Whenever I’m asked what I do for a living, I often say I’m a corporate therapist. The responses I get are as entertaining as they are varied. They range from a quizzically raised eyebrow to a look of mock alarm and disbelief. But at least it gives me an opportunity to avoid the usual eyes-glaze-over look I usually get as a brand strategist and open a real conversation about the value of what I do.
Brand Strategy and its Components
In its broadest sense, therapy consists of guiding someone to understand how feelings, thoughts, choices, and actions affect each other and are ultimately responsible for the identity of that person. And so it is with brand strategy. Balancing perceptions, prejudices, choices, and actions, brand strategy defines the identity and the position of a business in its market for a strategic advantage. Concepts, such as brand personality, brand attributes, names and nomenclature, brand identity, brand architecture, and so on, are the tools we use to articulate a brand strategy and deploy across an array of applications.
Differing Definitions
Now I know as I write this that there will be other very competent brand strategists who will have their own definitions. Indeed, one of the peculiar characteristics of our profession is that many of the concepts have different terminologies with interpretations and meanings tied to an agency’s philosophy of the brand universe.

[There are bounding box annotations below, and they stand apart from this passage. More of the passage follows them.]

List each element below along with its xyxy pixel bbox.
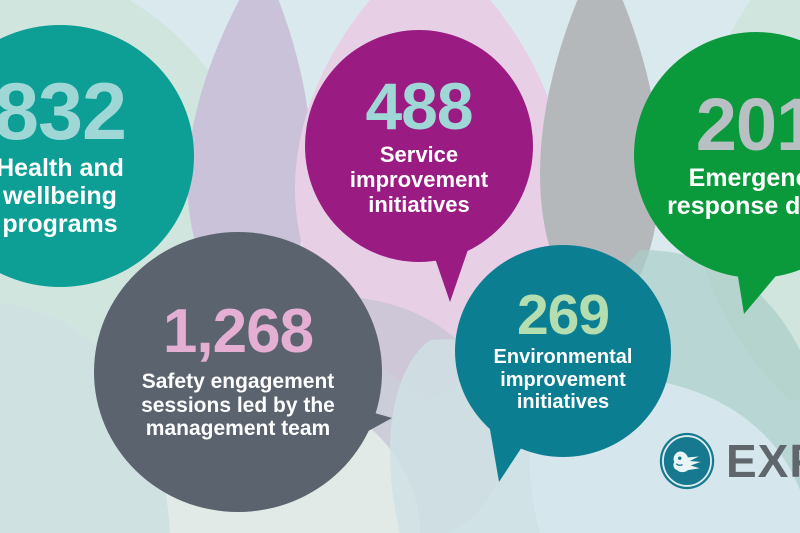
company-logo: EXP (658, 432, 800, 490)
stat-number-health: 832 (0, 74, 126, 151)
stat-bubble-safety: 1,268 Safety engagement sessions led by … (94, 232, 382, 512)
stat-bubble-environment: 269 Environmental improvement initiative… (455, 245, 671, 457)
lion-head-badge-icon (658, 432, 716, 490)
stat-number-environment: 269 (517, 288, 609, 342)
stat-number-safety: 1,268 (163, 303, 313, 362)
stat-caption-safety: Safety engagement sessions led by the ma… (112, 370, 364, 441)
stat-caption-health: Health and wellbeing programs (0, 154, 168, 238)
logo-wordmark: EXP (726, 438, 800, 484)
infographic-canvas: 832 Health and wellbeing programs 488 Se… (0, 0, 800, 533)
stat-number-emergency: 201 (696, 90, 800, 160)
stat-caption-service: Service improvement initiatives (323, 143, 515, 217)
stat-caption-environment: Environmental improvement initiatives (471, 346, 655, 413)
stat-number-service: 488 (365, 75, 472, 138)
stat-bubble-service: 488 Service improvement initiatives (305, 30, 533, 262)
stat-caption-emergency: Emergency response drills (654, 164, 800, 220)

Ask one to define a brand and marvel over the plethora of definitions you get: “It’s a promise,” “it’s the image of a company,” “it’s the experience customers have,” and so on. The lack of a standard definition is a topic dear to my Roman friend Q, whose blood pressure rises quickly to dangerous levels every time I make the inconsiderate mistake of raising the subject, like right now.
The Internal Value of Brand Strategy
In my experience, while most understand the value of brand strategy as a means of helping businesses to achieve distinction and drive choice and preference, few are truly aware of the deeper internal value it often unlocks — the one below the tip of the brand iceberg.
Questions Brand Strategy Addresses
At its core, a brand strategy provides answers to an important set of quasi-philosophical questions: Who are we? What value do we provide? Why do we matter? Why are we going? Why should the world care about us? Taken together, the answers to these questions begin to paint a picture of an inspiring raison d’être, a deeper meaning beyond a business’ products and solutions.
Brand Strategy and Organizational Identity
Why is this important? Organizations are living organisms, dynamic entities made up of people that contribute their passion, ambitions, feelings, capabilities, and talents. A brand strategy can provide an identity for the collective whole, to explain what people are part of and how and why they matter together. This is particularly important for M&A situations where two entities come together to create something larger and different than the sum of the parts. Companies that are struggling have, more often than not, lost this sense of their identity — who they are and why they exist at a deeper level. But a clear organizational identity needs to be channeled toward what a business wants to accomplish in the future.
Brand Strategy and a Direction for the Future
A brand strategy focuses on the future: it needs to serve what the business wants to achieve and where it wants to go. This is why at BrandingBusiness we make sure every brand strategy is paired with a clear definition of where a company is going and what we want the company to accomplish in five to six years, with a clear explanation of why that matters and how the company plans to get there using investments and strategic moves.
All of this leads me to the final and most important “therapeutic” value that brand strategy delivers: leadership alignment.
Brand Strategy and Leadership Alignment
The journey to a brand strategy is often as important as the strategy itself. If business executives are to be in alignment and supportive of their strategy, then they need a forum in which they can express their views and perspectives throughout the process.
This is why we advise the formation of a Brand Council — a cross-functional body made up of executives from diverse parts of the organization. Once created, the Brand Council is responsible for decision making, and direction, and to maintaining momentum throughout the duration of the project, and often beyond. Its members provide expert-level input and perspectives at key decision points and help to achieve successful, company wide support and buy-in.
Creating Understanding, Belief, and Excitement about the Journey
When a business has a clearly defined, compelling, and believable brand strategy and organizational identity — a clear direction about where it’s going — and the leadership team is poised and aligned about both, the brand launch supported by all of the necessary assets can reinvigorate the entire organization, giving it a sense of unified purpose and conviction about its future direction.
The emotional capital created is a powerful asset to leverage in creating momentum towards the future, including making the necessary, logical, and desirable changes and activities to reach that momentum.